福が授かるというお札が取り合いになったので、放り投げて授けた。
それを奪い合ったのが、始まりとされる。
参加者は8000~10000人ともいわれる。
外の花火も終わったようだ。
あぁ、クライマックスのときが刻々と近づいてきている。
祭りに参加するのは、最高にうれしいのだが、ただ…。
拙者、なにせ寒いのが大の苦手である。
2月である! しかも祭りの開始は夜10時ときている。気温は5度前後。
そんな中、裸で水垢離も行うのである。
ショック死したら、笑えないよなとか、不吉な思いが頭をよぎる。
午後8時30分。

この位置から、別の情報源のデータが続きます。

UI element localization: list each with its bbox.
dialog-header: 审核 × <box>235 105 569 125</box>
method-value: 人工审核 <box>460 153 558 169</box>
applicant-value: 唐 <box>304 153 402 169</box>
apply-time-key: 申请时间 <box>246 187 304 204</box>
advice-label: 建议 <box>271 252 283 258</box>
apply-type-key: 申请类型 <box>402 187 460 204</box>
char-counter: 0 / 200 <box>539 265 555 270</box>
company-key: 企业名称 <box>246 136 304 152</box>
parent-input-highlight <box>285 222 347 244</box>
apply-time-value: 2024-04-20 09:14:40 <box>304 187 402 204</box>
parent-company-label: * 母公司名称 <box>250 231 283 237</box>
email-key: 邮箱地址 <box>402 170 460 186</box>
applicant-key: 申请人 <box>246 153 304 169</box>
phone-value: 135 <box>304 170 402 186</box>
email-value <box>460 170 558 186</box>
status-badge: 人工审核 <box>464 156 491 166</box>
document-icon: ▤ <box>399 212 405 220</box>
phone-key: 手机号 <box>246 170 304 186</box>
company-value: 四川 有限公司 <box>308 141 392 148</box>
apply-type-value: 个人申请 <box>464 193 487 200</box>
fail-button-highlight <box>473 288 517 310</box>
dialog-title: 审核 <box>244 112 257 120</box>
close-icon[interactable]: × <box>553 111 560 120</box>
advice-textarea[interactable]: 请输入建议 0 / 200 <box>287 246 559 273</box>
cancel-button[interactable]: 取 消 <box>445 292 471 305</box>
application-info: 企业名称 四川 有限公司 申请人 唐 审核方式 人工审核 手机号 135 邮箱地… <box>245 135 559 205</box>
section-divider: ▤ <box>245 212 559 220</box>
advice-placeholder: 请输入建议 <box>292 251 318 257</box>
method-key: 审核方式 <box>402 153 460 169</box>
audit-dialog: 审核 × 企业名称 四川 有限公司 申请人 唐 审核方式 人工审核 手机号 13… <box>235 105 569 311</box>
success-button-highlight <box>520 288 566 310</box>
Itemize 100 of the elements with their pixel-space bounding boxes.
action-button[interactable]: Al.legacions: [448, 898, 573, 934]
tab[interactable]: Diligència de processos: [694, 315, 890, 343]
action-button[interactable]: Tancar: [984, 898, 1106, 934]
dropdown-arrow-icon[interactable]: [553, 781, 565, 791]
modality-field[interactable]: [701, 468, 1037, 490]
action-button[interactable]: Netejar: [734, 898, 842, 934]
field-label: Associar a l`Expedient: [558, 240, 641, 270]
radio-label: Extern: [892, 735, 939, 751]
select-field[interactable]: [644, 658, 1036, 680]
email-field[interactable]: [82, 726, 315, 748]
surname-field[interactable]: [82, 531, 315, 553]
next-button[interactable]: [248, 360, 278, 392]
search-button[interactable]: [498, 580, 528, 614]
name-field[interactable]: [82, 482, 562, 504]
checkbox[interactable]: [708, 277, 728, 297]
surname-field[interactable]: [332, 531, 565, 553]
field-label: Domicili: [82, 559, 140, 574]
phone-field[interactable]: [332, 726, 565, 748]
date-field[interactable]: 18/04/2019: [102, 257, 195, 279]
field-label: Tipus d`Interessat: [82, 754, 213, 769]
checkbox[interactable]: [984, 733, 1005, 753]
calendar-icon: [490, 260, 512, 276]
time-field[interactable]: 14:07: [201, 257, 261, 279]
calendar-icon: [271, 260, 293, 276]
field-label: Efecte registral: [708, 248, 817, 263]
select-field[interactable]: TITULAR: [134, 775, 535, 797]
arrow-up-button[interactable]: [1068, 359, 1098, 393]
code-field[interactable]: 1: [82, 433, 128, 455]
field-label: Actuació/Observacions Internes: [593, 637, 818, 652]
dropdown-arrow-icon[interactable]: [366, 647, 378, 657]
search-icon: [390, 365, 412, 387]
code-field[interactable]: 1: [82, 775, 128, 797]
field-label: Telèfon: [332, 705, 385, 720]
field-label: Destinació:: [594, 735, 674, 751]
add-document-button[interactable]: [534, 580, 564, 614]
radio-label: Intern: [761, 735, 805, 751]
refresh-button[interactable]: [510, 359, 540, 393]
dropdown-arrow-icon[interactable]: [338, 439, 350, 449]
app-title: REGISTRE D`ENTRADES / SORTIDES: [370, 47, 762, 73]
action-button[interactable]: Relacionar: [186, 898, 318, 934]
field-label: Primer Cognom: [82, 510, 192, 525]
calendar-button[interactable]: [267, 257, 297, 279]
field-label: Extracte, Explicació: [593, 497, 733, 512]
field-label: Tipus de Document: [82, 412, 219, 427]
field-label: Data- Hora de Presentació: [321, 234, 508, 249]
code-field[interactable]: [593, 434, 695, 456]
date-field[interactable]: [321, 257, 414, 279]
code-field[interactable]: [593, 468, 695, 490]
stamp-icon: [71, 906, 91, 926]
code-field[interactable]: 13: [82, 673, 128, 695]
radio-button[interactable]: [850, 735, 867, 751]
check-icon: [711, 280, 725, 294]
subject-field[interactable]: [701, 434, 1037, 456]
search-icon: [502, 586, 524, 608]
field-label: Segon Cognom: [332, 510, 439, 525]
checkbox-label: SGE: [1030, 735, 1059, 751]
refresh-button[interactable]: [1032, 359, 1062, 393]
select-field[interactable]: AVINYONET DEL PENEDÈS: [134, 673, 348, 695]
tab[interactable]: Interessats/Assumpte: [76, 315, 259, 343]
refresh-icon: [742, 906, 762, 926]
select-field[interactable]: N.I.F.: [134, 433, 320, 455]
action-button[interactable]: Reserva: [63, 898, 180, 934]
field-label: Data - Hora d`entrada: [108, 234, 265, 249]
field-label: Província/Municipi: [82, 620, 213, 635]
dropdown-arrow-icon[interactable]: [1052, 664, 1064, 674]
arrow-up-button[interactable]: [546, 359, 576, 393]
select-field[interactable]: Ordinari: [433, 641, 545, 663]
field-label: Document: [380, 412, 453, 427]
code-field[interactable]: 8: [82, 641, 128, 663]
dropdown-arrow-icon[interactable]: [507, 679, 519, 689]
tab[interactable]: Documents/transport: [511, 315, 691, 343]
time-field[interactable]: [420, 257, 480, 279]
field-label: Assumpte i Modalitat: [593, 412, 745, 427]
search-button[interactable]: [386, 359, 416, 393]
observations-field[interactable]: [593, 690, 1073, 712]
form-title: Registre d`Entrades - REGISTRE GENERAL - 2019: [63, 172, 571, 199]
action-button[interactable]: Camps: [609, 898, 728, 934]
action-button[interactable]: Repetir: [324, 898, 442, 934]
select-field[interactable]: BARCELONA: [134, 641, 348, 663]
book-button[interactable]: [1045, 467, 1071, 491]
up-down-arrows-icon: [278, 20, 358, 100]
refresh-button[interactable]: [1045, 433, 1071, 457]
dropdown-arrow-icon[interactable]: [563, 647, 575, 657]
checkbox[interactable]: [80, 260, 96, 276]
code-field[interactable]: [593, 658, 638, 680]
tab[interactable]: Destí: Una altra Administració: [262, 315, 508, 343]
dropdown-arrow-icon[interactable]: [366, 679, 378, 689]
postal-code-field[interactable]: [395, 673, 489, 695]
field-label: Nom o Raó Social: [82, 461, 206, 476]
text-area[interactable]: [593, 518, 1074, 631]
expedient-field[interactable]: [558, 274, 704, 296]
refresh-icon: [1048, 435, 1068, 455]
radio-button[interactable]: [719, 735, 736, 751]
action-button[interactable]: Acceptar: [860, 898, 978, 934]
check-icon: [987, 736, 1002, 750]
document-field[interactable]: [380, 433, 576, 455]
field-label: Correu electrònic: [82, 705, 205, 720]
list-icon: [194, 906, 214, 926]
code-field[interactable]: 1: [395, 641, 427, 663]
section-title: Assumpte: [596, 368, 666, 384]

マイクロバスが到着。
ホントにとさつ場に向かう仔牛の気持ちだ。
でも、参加者は興奮状態。
「わっしょい! わっしょい!」
狭いバスにぎゅぎゅう詰めなのだが、異様な興奮状態が全員に伝播している。
会場近くに降ろされ、テントに向かう。
そこでお着替えとなる。
日はとっぷり暮れている。
そして…やっぱり寒いやんけ!
テント内はさらし姿で肩を組んで、すでに戦闘態勢の輩もいる。
聞けば、舞台となる本堂にもう繰り出している猛者もいるらしい。
こんなときはアルコールの力を借りるしかない。
一気に缶ビールを開けて、決戦のときを待った。
仲間も一人づつ生まれたころの姿になり、さらしを巻かれていく。
こちらも生まれて初めて、さらしを巻いている現場に立ち会った。
初心者がさらしをおしりに差し込まれ、絶叫する声が響き渡る。
そわそわしていると、順番が回ってきた。
もう逃げられまい。覚悟を決めて、素っ裸になった。
さらしの端を持ち上げ、顔付近に固定する。それが前に垂れて、前を隠す部位になる。
自らが回りながら、さらしを巻いていく。
まわしの中に、自分の名前と連絡先を書いた紙をはさまれる。
もしものときのためのものである。つまり、ノビてしまったら、
あられもない姿で見物人にさらされるということなのか。
最後はおしりに沿ってさらしを入れられ、巻き役が背負い投げで、グッと最後に固定。
つまりは男性の大事なところも締め上げられて、
思わず悲鳴がもれてしまう。
これがまわしというものなのか。
ずれそうでびくともしない感じ。
だが、常連は「少しゆるふんぐらいがいいんですよ」と話す。
そのわけは後編でとくと明かそう。